Defund the Police

Bernard “Barney” P. Milton Oliver Fife was a character on The Andy Griffith Show. Barney was played to absolute hilarity by Don Knotts.

If you don’t remember the show, Barney was deputy sheriff in a town where absolutely nothing ever happened, but Barney was always at Defcon One. It was his constant over reaction to every situation that provided much of the hilarity in the show. Sheriff Taylor was routinely tasked with having to minimize the damage that Barney wrecked upon the citizenry.

To prevent fatal damage, Sheriff Taylor authorized Barney to have one bullet, and that was to be kept safely in Barney’s shirt pocket. Sheriff Taylor felt that by the time that Barney unbuttoned his shirt pocket, fumbled out the bullet and got it loaded in his gun, that whatever “imminent danger” Barney perceived would have passed. Hundreds of fictional lives were saved over the years by this policy.

I bring up this humorous fiction to talk about the vast disparity between the police reaction in Uvalde and the nationwide day to day interaction of police with the public. Newsweek has provided a list of 229 black people killed by the police since George Floyd’s murder. Obviously keeping the bullets separate from the gun is not a real-world solution to the problem that plagues us now, but some sort of “time out” needs to be implemented.

To visually display what I see is a huge disconnect in policing I posted this meme, where I hoped to point out humorously that the police were less concerned with the lives at stake than the police’s break time.

The meme gathered what I would call a minimal of responses. I deduced from the lack of response to the meme that either the joke was “too soon” or that the readers accepted that the police could be standing in the hallway of the elementary school in Uvalde, up armored to the gills, listening to the screams of children and be more concerned with their own comfort than trying to end the crisis.

What I find most disturbing about the situation, other than the paralysis by the police, is the litany of excuses offered by the police afterwards for their inactivity. We are accustomed to the various police excuses for shooting an unarmed man walking away with his hands held above his head, not the “we didn’t have enough guns or the right kind of guns” to stop the pedicide taking place twenty feet away.
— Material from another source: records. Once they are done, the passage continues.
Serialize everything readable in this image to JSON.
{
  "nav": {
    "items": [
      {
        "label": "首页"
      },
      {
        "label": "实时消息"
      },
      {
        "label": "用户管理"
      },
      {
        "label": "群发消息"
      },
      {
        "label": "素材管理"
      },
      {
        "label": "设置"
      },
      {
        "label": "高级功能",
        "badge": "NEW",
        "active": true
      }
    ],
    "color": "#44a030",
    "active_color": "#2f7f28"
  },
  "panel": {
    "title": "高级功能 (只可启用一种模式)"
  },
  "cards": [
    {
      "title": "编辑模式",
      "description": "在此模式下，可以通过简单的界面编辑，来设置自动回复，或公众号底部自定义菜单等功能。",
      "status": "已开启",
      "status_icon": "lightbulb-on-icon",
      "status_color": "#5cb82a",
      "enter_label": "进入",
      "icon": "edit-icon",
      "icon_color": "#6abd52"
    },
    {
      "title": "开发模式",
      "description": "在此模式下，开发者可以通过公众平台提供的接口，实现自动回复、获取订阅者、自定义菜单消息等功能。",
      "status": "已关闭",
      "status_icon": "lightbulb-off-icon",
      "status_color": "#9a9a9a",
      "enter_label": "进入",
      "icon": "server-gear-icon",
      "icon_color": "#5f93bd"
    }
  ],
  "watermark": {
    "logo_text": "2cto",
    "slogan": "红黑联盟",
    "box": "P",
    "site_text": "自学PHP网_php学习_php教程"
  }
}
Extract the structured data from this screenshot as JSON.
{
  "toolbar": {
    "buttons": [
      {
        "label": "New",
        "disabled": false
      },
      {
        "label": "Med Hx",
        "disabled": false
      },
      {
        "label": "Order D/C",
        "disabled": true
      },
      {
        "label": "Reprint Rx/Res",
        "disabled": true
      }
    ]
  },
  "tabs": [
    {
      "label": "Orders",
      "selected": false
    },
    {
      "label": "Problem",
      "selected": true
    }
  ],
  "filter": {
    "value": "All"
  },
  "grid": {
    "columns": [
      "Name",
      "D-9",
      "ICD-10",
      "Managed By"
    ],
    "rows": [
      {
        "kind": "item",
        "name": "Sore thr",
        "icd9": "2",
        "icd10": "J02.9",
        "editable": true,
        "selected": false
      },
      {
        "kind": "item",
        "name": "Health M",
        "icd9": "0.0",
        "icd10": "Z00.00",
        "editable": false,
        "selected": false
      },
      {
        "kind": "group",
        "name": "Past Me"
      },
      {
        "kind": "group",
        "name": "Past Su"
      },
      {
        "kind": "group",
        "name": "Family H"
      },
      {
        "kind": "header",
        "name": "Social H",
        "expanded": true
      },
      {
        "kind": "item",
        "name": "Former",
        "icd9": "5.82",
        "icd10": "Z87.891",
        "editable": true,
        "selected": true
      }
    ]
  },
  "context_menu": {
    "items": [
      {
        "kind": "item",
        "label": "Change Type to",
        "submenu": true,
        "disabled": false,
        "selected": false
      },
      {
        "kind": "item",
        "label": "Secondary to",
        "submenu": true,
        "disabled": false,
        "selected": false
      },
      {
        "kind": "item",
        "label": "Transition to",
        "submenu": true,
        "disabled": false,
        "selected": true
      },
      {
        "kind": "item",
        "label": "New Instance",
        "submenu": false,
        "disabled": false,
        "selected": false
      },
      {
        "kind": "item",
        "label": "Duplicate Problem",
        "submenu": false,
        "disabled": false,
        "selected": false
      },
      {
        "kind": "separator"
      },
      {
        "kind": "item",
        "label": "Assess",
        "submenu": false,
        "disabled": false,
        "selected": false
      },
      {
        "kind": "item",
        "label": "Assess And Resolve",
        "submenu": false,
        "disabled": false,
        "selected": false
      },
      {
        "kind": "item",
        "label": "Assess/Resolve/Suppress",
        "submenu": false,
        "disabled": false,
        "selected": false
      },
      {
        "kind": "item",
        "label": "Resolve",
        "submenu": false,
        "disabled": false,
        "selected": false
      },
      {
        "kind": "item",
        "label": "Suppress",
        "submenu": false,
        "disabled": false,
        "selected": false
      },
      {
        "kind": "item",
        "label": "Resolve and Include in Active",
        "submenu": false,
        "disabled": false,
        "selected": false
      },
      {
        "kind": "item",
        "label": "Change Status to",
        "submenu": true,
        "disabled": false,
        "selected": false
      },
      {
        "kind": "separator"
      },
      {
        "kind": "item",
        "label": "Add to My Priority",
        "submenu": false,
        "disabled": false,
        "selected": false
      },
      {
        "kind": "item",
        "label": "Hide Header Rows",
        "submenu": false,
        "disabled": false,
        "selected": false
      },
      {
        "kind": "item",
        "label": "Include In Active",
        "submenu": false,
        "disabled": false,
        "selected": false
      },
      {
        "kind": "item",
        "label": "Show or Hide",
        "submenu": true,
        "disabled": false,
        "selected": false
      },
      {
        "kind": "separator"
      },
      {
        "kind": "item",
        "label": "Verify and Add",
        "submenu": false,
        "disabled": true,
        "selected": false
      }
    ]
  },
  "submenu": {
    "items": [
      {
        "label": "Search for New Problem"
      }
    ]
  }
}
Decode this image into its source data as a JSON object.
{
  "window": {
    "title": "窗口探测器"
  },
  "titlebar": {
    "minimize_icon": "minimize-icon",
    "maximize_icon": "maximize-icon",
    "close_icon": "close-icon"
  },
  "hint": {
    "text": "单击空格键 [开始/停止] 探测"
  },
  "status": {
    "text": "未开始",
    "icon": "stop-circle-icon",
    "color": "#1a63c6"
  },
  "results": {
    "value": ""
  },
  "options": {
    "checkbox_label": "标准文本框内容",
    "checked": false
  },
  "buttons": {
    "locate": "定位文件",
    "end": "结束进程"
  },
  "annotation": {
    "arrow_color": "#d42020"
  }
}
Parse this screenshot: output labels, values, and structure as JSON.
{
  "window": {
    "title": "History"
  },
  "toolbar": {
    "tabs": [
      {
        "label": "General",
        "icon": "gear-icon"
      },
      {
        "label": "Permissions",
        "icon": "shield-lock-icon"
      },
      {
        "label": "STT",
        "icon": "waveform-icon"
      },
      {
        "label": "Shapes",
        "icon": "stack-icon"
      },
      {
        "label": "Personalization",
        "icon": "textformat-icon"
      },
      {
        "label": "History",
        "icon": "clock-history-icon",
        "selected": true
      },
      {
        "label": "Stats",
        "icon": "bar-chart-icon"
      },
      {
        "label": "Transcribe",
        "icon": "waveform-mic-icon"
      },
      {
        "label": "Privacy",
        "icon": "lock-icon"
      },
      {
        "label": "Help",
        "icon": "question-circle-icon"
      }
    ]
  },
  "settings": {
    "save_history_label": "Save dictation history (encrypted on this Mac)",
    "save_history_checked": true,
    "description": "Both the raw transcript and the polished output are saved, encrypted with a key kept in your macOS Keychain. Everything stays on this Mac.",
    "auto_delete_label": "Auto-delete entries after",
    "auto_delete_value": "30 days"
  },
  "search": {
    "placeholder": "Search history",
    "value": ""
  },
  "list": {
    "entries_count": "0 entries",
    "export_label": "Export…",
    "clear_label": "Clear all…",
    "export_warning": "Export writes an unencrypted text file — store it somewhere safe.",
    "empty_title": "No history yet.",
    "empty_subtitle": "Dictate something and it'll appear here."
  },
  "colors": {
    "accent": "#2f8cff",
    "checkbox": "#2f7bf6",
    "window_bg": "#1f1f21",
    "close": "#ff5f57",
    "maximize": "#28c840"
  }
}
I ask myself the question, “What was different in their training, or their psychological makeup?”

From this bodycam footage you can see that there are more officers arriving and the officers clearly have a numbers advantage. They even have a helicopter overhead. There are enough armored vehicles surrounding the school to attack Normandy again. The “perp” wasn’t going anywhere. What was missing from the equation was the courage of a Barney Fife to run into danger to “serve and protect”.

It’s hard to imagine anything breaking down as badly as it did in Uvalde. I’m sure that the writers of The Andy Griffith Show would have rejected the story idea just because of the cravenness displayed by the officers. Not even Barney Fife was that incompetent or scared of the public he was supposed to be protecting.

Which brings us to the call to defund the police. Clearly buying the latest most expensive military grade weapons isn’t protecting the public from those who would do us harm. Certainly, funding for the police could be better spent on training and the employee selection process. A very stringent fitness standard should be instituted for officers in the field. Every threat from a person in better condition than the officer should not be resolved by the gun.

There should be psychologists on staff to teach officers how to deal with the mentally ill. Methods for confronting people having a mental crisis should be rehearsed as often as “active shooter” drills. You can get a lot of psychology training for the cost of one SWAT truck. Maybe we don’t defund the police but defund the armaments manufacturers.